Why The Juniper?

One day, as I was praying about starting a blog, I read Psalm 104. I realized that every time I had read a passage like this one, I had mentally skipped over the different plant types that were mentioned. I don’t know what caught my attention this time, but I decided to stop and research cedars, junipers and hyrax to figure out what they were and why they might be significant.


 

“The trees of the Lord are well watered, the cedars of Lebanon that he planted. There the birds make their nests; the stork has its home in the junipers. The high mountains belong to the wild goats; the crags are a refuge for the hyrax.” Psalm 104:16-18


 

To be honest, I didn’t find anything super interesting about cedars, but the juniper caught me by surprise. I’ve never been very good with plants (I have actually had plants confiscated by my younger brother, because I wasn’t taking care of them properly) and I can only identify maybe a handful of them. However, I can say that I am a plant enthusiast! Walking through the woods, surrounded by trees is one of my favorite places to be and the Reynolda gardens in Winston Salem have been my haven for years. So when I read about the juniper tree I got pretty excited about what I found.

There are 60 species of junipers that grow all over the world, even in the arctic! They only require a little bit of rain, and in dry climates they will grow out in open spaces to be able to absorb the maximum rainfall. Because of the way their root system was created, they can grow on rocky and harsh foundations.
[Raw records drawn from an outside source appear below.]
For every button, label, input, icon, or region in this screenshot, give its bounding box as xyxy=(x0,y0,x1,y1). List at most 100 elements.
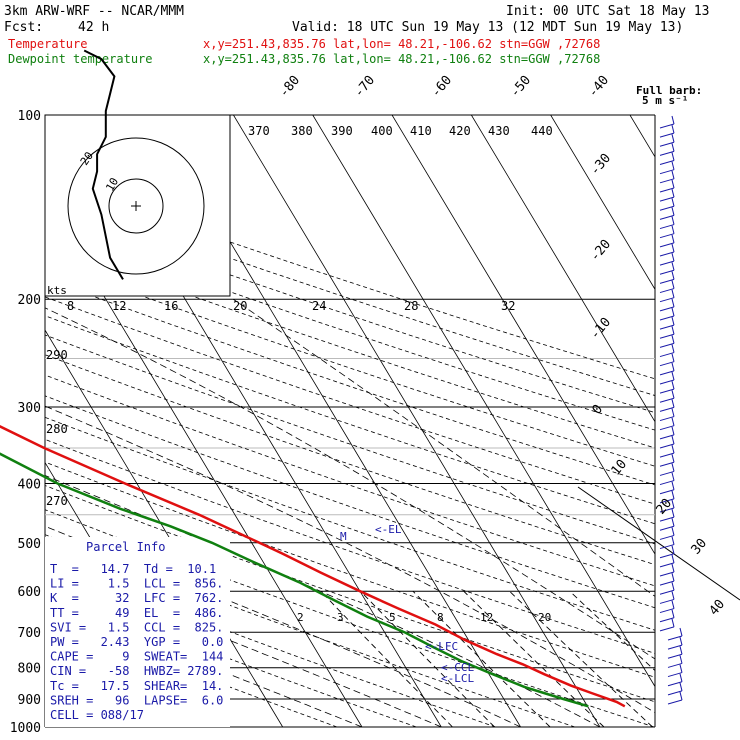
moist-adiabat-20 xyxy=(45,405,655,714)
hodograph-ring-10 xyxy=(108,178,164,234)
mixing-ratio-label: 2 xyxy=(297,611,304,624)
barb-shaft xyxy=(659,562,675,568)
wind-barb xyxy=(659,381,675,394)
pressure-label-500: 500 xyxy=(18,537,41,552)
barb-shaft xyxy=(659,425,675,431)
barb-shaft xyxy=(659,480,675,486)
barb-shaft xyxy=(659,342,675,348)
barb-shaft xyxy=(659,452,675,458)
forecast-label: Fcst: xyxy=(4,20,43,35)
wind-barb xyxy=(667,682,683,696)
isotherm-30 xyxy=(391,115,655,555)
barb-flag xyxy=(671,362,675,371)
barb-shaft xyxy=(659,379,675,385)
barb-flag xyxy=(671,545,675,554)
level-marker: <-LFC xyxy=(425,640,458,653)
barb-shaft xyxy=(659,498,675,504)
barb-flag xyxy=(671,381,675,390)
mixing-ratio-label: 5 xyxy=(389,611,396,624)
barb-flag xyxy=(671,527,675,536)
isotherm-50 xyxy=(550,115,655,291)
wind-barb xyxy=(667,637,683,650)
barb-shaft xyxy=(659,608,675,614)
barb-flag xyxy=(671,134,675,143)
barb-flag xyxy=(679,627,683,637)
mixing-ratio-5 xyxy=(412,590,551,727)
barb-shaft xyxy=(659,397,675,403)
barb-shaft xyxy=(659,233,675,239)
barb-flag xyxy=(671,161,675,170)
mixing-ratio-label: 20 xyxy=(538,611,551,624)
isotherm-label: -30 xyxy=(588,151,615,179)
wind-barb xyxy=(659,454,675,467)
theta-label-top: 380 xyxy=(291,124,313,138)
theta-label-left: 290 xyxy=(46,348,68,362)
hodograph-ring-label-10: 10 xyxy=(103,176,121,194)
parcel-info-box: Parcel Info T = 14.7 Td = 10.1LI = 1.5 L… xyxy=(45,537,230,727)
barb-flag xyxy=(671,435,675,445)
dry-adiabat-260 xyxy=(45,586,417,727)
barb-shaft xyxy=(659,598,675,604)
barb-shaft xyxy=(659,324,675,330)
wind-barb xyxy=(659,307,675,321)
barb-shaft xyxy=(667,690,683,696)
wind-barb xyxy=(659,390,675,403)
diagonal-boundary xyxy=(577,486,740,601)
wind-barb xyxy=(659,225,675,239)
isotherm-40 xyxy=(470,115,655,423)
theta-label-top: 410 xyxy=(410,124,432,138)
pressure-label-100: 100 xyxy=(18,109,41,124)
barb-flag xyxy=(679,637,683,646)
legend-dewpoint-location: x,y=251.43,835.76 lat,lon= 48.21,-106.62… xyxy=(203,52,600,66)
wind-barb xyxy=(659,618,675,632)
barb-shaft xyxy=(659,352,675,358)
barb-shaft xyxy=(659,589,675,595)
pressure-label-1000: 1000 xyxy=(10,721,41,736)
wind-barb xyxy=(659,353,675,367)
barb-flag xyxy=(671,335,675,344)
barb-shaft xyxy=(659,132,675,138)
barb-flag xyxy=(671,454,675,463)
wind-barb xyxy=(659,481,675,495)
wind-barb xyxy=(659,234,675,248)
barb-shaft xyxy=(659,160,675,166)
theta-e-label: 16 xyxy=(164,299,178,313)
barb-flag xyxy=(671,198,675,207)
hodograph-ring-20 xyxy=(67,137,205,275)
wind-barb xyxy=(659,216,675,230)
dry-adiabat-450 xyxy=(45,192,655,396)
level-marker: <-EL xyxy=(375,523,402,536)
barb-flag xyxy=(671,490,675,499)
pressure-label-300: 300 xyxy=(18,401,41,416)
barb-flag xyxy=(671,600,675,609)
theta-e-label: 24 xyxy=(312,299,326,313)
barb-shaft xyxy=(659,187,675,193)
barb-flag xyxy=(671,124,675,134)
pressure-label-200: 200 xyxy=(18,293,41,308)
wind-barb xyxy=(659,317,675,330)
barb-flag xyxy=(671,518,675,527)
barb-flag xyxy=(671,243,675,253)
barb-shaft xyxy=(659,489,675,495)
parcel-info-row: T = 14.7 Td = 10.1 xyxy=(50,562,216,576)
wind-barb xyxy=(659,198,675,211)
barb-shaft xyxy=(659,507,675,513)
wind-barb xyxy=(659,280,675,294)
barb-shaft xyxy=(659,544,675,550)
barb-shaft xyxy=(659,315,675,321)
pressure-label-900: 900 xyxy=(18,693,41,708)
forecast-hours: 42 h xyxy=(78,20,109,35)
wind-barb xyxy=(659,563,675,577)
barb-shaft xyxy=(659,406,675,412)
barb-shaft xyxy=(659,580,675,586)
barb-shaft xyxy=(659,251,675,257)
dry-adiabat-350 xyxy=(45,374,655,587)
parcel-info-row: K = 32 LFC = 762. xyxy=(50,591,223,605)
wind-barb xyxy=(659,554,675,568)
isotherm-label: -10 xyxy=(588,315,615,343)
isotherm-label: 10 xyxy=(609,457,631,479)
barb-shaft xyxy=(659,434,675,440)
pressure-label-800: 800 xyxy=(18,662,41,677)
wind-barb xyxy=(659,207,675,220)
barb-shaft xyxy=(667,653,683,659)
Junipers are coniferous and produce oil, berries, and needles, which are harvested by people and animals. According to some of the scripture in the Old Testament, their wood was also desirable. The walls of the temple were built with cedar wood, but covered with juniper wood paneling. Solomon also had two doors constructed from juniper wood for the temple. Today the wood is still sought after for woodworking and furniture because it's easy to sculpt and has a rich color.

Currently, there is a fungus that is killing many juniper trees in the UK and compromising their population there. This particular fungus attacks the roots of the tree, weakening the entire plant.



Now to my epiphany about Juniper trees... wouldn’t it be amazing to live created with the ability to adapt and grow in any location? Not needing much, just some sustenance, you grow to provide shelter for those around you. Fear isn’t a concern, so you grow out in the open because that is where the source of your life can be absorbed at the greatest capacity.

Life as a Christian seems awfully like a Juniper tree. When I looked up pictures of junipers, nothing jumped out at me. They aren’t spectacular looking trees, yet their lives are remarkable! I feel like I found my spirit animal… or plant! Not only do I know that God, my source of life, is capable of providing a way for me but He also desires to use me to help other people. My life is not my own, but His, so I want to produce useful thoughts, attitudes, hobbies, and expenditures of money that can benefit the people around me. Ultimately, I want to be that tree on the rocky soil that may look like it’s alone, but is fully content. However, staying with the tree analogy... we have to recognize that our biggest threat is letting infection enter our roots. Letting lies into the foundation of our faith is the surest way for us to fall. To be used by God, we can’t lose our focus on the source of our strength, Jesus.

So, My prayer is to live more like a juniper tree, relaxing in the strength of my Creator, knowing that He has given me everything that I need to not only grow, but to produce fruit for those around me. Fear of the unknown has no place in my relationship with God, my job isn’t to know everything; it’s to grow, be obedient, find joy in the adventure, love everyone in my path and rest in His peace.